Menag, menteri yang aneh karena selama ini selalu ormas keagamaan, kini jenderal. Pernyatan soal dirinya bukan menteri agama Islam saja, namun semua agama adalah baru. Jelas Bhineka Tunggal Ika terjadi dan lagi-lagi perlu waktu melihat apakah hanya slogan dan lip service, itu jelas perlu kesempatan. Namun harapan baik terbentang.
Pernyataan bahwa pemuka agama yang menyatakan kebencian dan pemecah belah akan dipanggil, dibina, dan jika masih mengulangi akan ditindak. Hal yang selama lebih dari lima belas tahun seolah tidak ada yang mampu melibas, kali ini mendapatkan sparing partner sepadan. Biasanya pejabatnya takut dicap antiagama atau komunis bahkan.
Sinergi kabinet juga dinampakan ketika Menkopulhukam mengatakan, masjid-masjid di kantir pemerintah dan BUMN, serta swasta dibuat untuk mempersatukan, jangan malah dipakai untuk menebarkan kekacauan dan perpecahan.

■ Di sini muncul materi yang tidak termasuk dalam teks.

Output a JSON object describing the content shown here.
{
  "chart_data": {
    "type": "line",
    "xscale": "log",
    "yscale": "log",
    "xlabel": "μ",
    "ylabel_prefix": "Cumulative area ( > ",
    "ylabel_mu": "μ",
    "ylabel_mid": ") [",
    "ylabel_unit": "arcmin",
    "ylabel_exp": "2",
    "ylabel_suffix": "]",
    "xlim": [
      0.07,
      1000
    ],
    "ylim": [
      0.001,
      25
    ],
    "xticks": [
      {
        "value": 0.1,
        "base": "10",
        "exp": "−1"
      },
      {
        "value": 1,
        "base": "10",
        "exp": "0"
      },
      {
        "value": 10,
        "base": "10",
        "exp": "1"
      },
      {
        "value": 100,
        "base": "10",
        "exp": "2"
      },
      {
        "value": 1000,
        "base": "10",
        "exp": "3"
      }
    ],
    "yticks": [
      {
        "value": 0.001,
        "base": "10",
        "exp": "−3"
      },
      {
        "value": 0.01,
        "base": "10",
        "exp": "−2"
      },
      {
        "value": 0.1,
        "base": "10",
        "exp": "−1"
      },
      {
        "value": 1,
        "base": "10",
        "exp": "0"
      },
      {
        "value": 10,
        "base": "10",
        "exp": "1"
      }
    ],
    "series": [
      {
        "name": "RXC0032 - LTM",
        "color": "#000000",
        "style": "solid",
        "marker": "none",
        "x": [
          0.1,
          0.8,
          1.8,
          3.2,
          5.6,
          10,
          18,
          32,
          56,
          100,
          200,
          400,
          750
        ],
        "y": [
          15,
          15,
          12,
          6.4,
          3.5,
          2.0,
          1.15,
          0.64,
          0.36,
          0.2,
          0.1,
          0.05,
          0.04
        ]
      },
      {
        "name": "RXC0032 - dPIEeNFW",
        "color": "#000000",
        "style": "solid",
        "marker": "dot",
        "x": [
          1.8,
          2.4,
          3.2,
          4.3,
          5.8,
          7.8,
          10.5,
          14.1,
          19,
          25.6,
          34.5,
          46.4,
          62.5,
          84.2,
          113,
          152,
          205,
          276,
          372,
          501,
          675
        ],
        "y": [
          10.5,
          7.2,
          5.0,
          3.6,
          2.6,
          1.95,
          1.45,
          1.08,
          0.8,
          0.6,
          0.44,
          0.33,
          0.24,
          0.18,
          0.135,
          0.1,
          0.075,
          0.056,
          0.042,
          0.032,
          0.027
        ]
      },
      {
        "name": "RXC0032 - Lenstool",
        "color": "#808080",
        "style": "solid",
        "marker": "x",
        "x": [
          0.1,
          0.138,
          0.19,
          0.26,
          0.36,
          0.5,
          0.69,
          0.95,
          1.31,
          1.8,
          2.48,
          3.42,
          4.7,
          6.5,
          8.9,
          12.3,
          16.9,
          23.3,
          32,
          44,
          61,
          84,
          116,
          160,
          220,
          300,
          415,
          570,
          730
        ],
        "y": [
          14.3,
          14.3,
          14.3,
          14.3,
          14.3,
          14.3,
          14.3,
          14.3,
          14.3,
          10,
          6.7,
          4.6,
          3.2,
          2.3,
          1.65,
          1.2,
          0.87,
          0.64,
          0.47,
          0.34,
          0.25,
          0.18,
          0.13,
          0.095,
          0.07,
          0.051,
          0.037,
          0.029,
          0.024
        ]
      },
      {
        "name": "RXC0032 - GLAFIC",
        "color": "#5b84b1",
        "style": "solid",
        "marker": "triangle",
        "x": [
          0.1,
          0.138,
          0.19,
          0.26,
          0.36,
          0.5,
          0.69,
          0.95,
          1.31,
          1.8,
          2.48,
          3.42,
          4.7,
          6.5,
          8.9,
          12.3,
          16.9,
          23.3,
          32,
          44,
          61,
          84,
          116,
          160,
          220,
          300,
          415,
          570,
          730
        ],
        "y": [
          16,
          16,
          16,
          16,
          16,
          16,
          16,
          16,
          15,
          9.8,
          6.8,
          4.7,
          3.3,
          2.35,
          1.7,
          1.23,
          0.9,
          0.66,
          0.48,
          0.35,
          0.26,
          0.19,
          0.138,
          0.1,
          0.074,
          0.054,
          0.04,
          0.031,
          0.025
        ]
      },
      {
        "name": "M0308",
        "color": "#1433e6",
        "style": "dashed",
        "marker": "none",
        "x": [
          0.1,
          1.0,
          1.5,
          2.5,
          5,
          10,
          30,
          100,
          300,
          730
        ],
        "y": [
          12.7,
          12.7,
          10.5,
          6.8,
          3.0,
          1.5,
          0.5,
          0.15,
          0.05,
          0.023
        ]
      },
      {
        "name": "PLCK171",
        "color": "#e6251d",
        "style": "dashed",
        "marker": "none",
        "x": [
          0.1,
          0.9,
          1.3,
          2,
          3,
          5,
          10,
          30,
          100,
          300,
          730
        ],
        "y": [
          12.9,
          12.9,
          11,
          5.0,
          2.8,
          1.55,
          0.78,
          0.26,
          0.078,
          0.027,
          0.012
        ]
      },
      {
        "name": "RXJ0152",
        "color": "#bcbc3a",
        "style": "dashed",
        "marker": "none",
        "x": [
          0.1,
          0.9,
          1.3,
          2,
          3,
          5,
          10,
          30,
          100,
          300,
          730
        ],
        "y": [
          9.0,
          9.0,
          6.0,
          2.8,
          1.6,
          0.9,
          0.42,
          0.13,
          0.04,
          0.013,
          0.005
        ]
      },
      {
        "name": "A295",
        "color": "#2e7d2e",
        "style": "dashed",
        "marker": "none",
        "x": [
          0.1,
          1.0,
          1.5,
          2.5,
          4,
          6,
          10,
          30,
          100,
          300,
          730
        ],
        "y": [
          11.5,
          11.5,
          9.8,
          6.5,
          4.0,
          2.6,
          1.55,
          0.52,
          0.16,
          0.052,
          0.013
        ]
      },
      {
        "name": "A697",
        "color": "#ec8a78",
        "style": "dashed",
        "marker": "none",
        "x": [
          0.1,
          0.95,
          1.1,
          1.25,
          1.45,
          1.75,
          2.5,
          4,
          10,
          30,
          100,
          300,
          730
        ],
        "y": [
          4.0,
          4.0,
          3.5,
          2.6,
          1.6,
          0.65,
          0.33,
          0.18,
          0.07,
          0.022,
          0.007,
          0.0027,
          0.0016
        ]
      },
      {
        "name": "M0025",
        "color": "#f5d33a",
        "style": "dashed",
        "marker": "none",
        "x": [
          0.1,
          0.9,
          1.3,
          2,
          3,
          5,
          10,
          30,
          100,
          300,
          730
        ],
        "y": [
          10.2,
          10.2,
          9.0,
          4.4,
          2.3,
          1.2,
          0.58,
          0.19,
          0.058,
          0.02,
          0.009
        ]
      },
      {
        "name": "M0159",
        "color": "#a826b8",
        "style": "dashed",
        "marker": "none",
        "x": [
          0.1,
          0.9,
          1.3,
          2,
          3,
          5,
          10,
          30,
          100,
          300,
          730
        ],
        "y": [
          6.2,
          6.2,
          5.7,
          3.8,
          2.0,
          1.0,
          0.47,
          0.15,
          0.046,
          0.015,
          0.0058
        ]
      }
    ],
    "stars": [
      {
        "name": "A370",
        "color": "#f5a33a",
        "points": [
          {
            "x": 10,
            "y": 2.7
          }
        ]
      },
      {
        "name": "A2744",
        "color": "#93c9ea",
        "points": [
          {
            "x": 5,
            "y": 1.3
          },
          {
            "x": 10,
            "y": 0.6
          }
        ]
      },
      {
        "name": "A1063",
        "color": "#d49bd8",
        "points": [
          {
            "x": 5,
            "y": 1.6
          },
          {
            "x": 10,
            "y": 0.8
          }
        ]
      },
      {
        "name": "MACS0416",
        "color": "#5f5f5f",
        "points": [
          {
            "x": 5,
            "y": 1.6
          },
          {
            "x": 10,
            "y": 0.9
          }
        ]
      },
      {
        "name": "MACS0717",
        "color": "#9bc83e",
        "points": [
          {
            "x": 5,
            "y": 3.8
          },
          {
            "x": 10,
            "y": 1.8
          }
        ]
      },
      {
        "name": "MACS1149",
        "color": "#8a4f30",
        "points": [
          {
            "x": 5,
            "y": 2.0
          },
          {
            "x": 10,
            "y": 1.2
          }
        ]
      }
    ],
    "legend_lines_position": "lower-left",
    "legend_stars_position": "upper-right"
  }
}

Ada sinergi, pernyataan yang senada, sevisi dengan apa yang presiden kehendaki. Fundamentalisme perlu ditangani dengan serius.
Kekhawatiran pada gemuknya postur kabinet mulai terkisis. Kehendak baik dari masing-masing pejabat, tidak menggunggulkan diri menjadi kesempatan lebih efektif. Bagaimana menko memiliki kewenangan lebih dengan bisa memveto keputusan menteri di dalam jajarannya. Bisa membantu mengurangi saling sandera.
Visi pemerintah itu ya visi presiden, menteri tidak memiliki visi sendiri, partai, atau kelompoknya. Lagi-lagi memberikan batasan agar si gemuk itu bisa leluasa dan gesit. Memang masih perlu bukti, namun bahwa di depan sudah ada arah yang cukup meyakinkan akan bisa bergerak dengan relatif lancar.
Ideal memang jika tidak sebesar itu. Apa yang  bisa dilakukan adalah dengan penyederhanaan parpol. Lihat saja bagaimana "ngambeg"-nya Nasdem, projo, dan kemudian Hanura. Jika parpol sedikit, postrur ideal akan bisa dilakukan.
Penyederhaan parpol salah satu upaya jelas tingginya PT, bukan lagi empat, namun 100 atau 15 % kursi atau suara nasional. Suka atau tidak, pasti lebih banyak yang akan tereliminasi. Asal tidak boleh lagi membangkitkan mayat hidup dengan berganti orang, nama, dan lambang saja. Taati dengan baik, bukan prosedural dan sok demokratis.
Audit, nah ini, bagaiman parpol dikelola, keuangan, bagaimana bisa keuangan bener, ketika ideologi saja tidak jelas. Coba jika ada audit yang baik, susah melihat parpol ada yang bisa lolos. Ini juga seleksi alam sebenarnya.
Kabinet ini secara postur memang membuat pesimis, namun pada sisi lain ada pula harapan yang sudah ada tanda-tanda akan baik. Dukungan akan menjadi penting, bukan malah pendapat dan narasi kontraproduksi, apa beda dengan yang lampau?